Thursday, September 10
Friday, September 11
The last cybersecurity stock to report for the second quarter season has an Estimize EPS Consensus of $0.26, one cent higher than both Wall Street and corporate guidance. The Estimize community is also looking for higher revenues of $258.12M compared to the Street’s estimate of $255.78M and guidance of $254.00M.

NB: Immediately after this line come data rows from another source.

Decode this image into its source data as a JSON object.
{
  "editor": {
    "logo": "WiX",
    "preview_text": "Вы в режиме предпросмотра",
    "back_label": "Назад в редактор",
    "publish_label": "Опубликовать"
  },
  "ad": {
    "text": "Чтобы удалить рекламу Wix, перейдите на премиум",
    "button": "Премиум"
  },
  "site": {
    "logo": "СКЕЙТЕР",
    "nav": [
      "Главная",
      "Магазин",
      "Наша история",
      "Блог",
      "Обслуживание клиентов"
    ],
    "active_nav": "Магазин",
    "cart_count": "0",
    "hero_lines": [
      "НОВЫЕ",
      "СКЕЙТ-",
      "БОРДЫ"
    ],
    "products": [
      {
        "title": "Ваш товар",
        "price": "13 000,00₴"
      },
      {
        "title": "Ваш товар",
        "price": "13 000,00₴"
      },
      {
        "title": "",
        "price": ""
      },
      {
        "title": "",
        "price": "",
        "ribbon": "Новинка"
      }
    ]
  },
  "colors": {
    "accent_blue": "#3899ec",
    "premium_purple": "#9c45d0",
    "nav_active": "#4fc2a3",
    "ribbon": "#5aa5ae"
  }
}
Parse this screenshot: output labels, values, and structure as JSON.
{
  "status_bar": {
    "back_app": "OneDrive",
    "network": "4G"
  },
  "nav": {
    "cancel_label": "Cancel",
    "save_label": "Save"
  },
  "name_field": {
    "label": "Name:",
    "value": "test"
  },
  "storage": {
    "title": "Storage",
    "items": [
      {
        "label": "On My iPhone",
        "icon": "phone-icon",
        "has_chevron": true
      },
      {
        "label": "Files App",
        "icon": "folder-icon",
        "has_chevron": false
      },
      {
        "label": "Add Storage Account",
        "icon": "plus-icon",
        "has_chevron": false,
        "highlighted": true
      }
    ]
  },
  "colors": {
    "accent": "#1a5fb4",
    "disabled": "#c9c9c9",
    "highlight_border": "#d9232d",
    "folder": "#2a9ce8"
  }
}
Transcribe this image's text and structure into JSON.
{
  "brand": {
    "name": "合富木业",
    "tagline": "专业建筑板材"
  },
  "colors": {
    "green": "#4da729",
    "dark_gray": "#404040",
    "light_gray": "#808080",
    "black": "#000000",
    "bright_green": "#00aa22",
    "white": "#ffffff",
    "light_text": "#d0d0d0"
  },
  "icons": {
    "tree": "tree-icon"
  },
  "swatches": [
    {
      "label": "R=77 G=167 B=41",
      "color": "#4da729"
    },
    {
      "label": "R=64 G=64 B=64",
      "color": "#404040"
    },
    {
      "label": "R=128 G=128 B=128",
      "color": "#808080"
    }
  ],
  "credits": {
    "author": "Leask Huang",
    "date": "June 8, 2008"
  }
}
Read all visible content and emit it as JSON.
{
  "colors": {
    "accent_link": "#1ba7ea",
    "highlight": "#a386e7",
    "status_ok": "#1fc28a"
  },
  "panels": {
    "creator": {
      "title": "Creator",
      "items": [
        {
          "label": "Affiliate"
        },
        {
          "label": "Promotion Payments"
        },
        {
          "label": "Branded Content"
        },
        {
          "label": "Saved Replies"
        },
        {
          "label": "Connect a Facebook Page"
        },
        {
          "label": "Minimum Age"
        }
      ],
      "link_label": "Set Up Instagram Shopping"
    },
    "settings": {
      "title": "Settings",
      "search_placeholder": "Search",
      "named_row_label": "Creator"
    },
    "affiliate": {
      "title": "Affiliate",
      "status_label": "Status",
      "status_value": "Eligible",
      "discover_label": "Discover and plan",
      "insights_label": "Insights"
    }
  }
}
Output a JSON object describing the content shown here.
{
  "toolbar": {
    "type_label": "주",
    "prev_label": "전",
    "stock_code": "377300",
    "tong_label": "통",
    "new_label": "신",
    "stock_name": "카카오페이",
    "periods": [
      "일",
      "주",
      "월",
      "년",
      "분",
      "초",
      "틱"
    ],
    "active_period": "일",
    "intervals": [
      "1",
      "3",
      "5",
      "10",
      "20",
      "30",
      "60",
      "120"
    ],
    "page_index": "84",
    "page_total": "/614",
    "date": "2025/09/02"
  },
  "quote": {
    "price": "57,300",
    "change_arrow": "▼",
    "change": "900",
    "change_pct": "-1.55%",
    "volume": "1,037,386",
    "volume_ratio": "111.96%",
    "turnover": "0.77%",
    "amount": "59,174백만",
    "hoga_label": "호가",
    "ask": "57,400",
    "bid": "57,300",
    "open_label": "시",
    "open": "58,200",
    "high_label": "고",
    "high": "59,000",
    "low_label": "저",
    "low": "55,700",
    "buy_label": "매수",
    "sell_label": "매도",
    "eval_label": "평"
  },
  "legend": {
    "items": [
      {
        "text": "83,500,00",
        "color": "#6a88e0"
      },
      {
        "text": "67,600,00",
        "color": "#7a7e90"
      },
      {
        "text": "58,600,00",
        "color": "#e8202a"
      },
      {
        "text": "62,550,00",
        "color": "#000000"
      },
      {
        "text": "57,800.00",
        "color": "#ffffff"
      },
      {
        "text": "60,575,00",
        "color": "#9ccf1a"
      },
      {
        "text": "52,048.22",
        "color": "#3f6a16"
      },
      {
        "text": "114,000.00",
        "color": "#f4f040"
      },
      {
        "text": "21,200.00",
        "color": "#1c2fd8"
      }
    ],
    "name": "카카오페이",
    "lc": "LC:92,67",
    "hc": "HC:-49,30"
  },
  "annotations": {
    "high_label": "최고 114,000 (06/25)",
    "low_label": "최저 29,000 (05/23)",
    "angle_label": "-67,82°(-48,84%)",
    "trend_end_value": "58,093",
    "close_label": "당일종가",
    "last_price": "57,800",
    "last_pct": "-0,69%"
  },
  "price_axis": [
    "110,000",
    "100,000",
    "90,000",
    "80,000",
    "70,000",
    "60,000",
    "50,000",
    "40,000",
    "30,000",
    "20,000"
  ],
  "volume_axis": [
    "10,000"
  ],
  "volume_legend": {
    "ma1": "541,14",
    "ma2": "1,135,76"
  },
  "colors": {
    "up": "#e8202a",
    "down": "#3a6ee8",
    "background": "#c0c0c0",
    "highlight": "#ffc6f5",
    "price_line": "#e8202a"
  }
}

What to watch for: Palo Alto Network has been able to take advantage of the cybersecurity explosion as the frequency of cyber attacks in recent months have created serious concern in many large corporate and government entities. The company has seen an increase in both new subscriptions and renewals of existing contracts. The company has also been expanding and diversifying its product portfolio to cover a large spectrum of different needs, essentially evolving into a one-stop-shop for all cybersecurity services and platforms. Palo Alto’s strategy includes targeting larger corporations, recently releasing its new PA-7080 firewall that caters to large scale companies and governments. These initiatives geared towards increasing scale and power should allow the company to outpace industry growth and outperform competitors. However, PANW stocks dropped with the rest of NASDAQ and tech stocks following the uncertainty with the Chinese macro situation. Whether or not the stock can gain significant upward momentum following its fiscal Q4 results on Wednesday is yet to be seen.
The Estimize EPS Consensus on BKS is in line with Wall Street’s estimate of $0.12. The Estimize Consensus predicts slightly lower revenues of $986.53M compared to the Street’s estimate of $986.60M.
What to watch for: Barnes and Nobles is in an industry that is undergoing significant change. Not only has the demand for paper books and goods gone down significantly, the bookstore industry is transforming traditional store-based companies into multi-channel players. After a lackluster fiscal 2015, the company recently spun off its college segment into Barnes & Noble Education (OTCQB:BNET) to allow for more focus within its operations. Nook, Barnes and Noble’s low performing e-commerce and digital reading initiative is paired with the education segment as well. With the spin-off of this weak segment, the company will begin paying a quarterly dividend of $0.15, an action the company was forced to stop when the Nook division saw deep losses. Fortunately, strong new book releases such as Harry Potter and Fifty Shades of Grey have driven a lot of Barnes and Nobles’ earnings over the years. With Harper Lee’s new book, Go Set a Watchman setting a record for first-day sales, it is possible that this best-selling title could boost Barnes and Nobles’ performance.
The Estimize Consensus calls for EPS of $0.17 compared to the Wall Street consensus of $0.18. The Estimize Consensus predicts revenues of $129.63M compared to the Street’s estimate of $131.08M.
What to watch for: Krispy Kreme, the international doughnut maker who experienced serious financial trouble in 2004 seems to be focusing on expansion strategies that will allow for the company to increase its profits. The company has been increasing its store count over the years, growing its systemwide store count by 19.2% in 2015, and plans to develop more than 700 shops in nontraditional areas and urban markets. KKD is also looking to expand its international footprint, boasting plans of entering six new countries this year. However, sales growth hasn’t been able to translate to greater profits as a result of intense pressure and declining margins. As a result, shares remain depressed and the company has started repurchasing stock in an effort to increase its earnings and share prices.
The Estimize EPS Consensus is currently calls for $0.34, in-line with Wall Street, but two pennies higher than corporate guidance. The Estimize Consensus predicts revenues of $442.56M, lower than both the company guidance at $442.50M and the Wall Street consensus at $445.50M.
What to watch for: Lululemon has seen poor earnings results and major PR disasters over the past few years, however, recent optimism surrounding the turnaround of the company seems to be gaining a lot of traction. The athletic apparel retailer has increasingly focused on its fast-growing men’s and children’s segments and recently introduced fashion wear into its stores, a deviation from its normal activewear lines. Not only so, but news of the company’s intention to expand internationally and speculation that Lululemon products could be added to large department stores such as Macy’s have also driven investor confidence. Aside from the company’s potential, investors also note that with $655M in cash and no debt on its balance sheet, LULU is well-positioned to face the difficult market environment and can easily take on leverage if necessary for growth. However, the company is by no means cheap, at $65 a share and with a forward P/E of 35 it’s richer than competitor Nike, but well below the 103 valuation for Under Armour.
The Estimize Consensus calls for EPS of $0.40, in-line with the Wall Street consensus. The Estimize Consensus predicts revenues of $25.76B compared to Wall Steet estimates of $25.58B.
What to watch for: Kroger has been intently focused on expanding their natural and organic food business and as a result has been able to steal market share from upscale grocers. The mainstream grocery chain provides value offerings to customers that are no longer willing to spend their whole paycheck at Whole Foods. The company has shown strong fundamentals, with earnings per share (EPS) growth in the double digits for the past five quarters, and double-digit sales growth in four of the past five quarters. Kroger faces some stiff competition from other retailers enforcing the same strategy such as Wal-Mart, Target and Sprouts.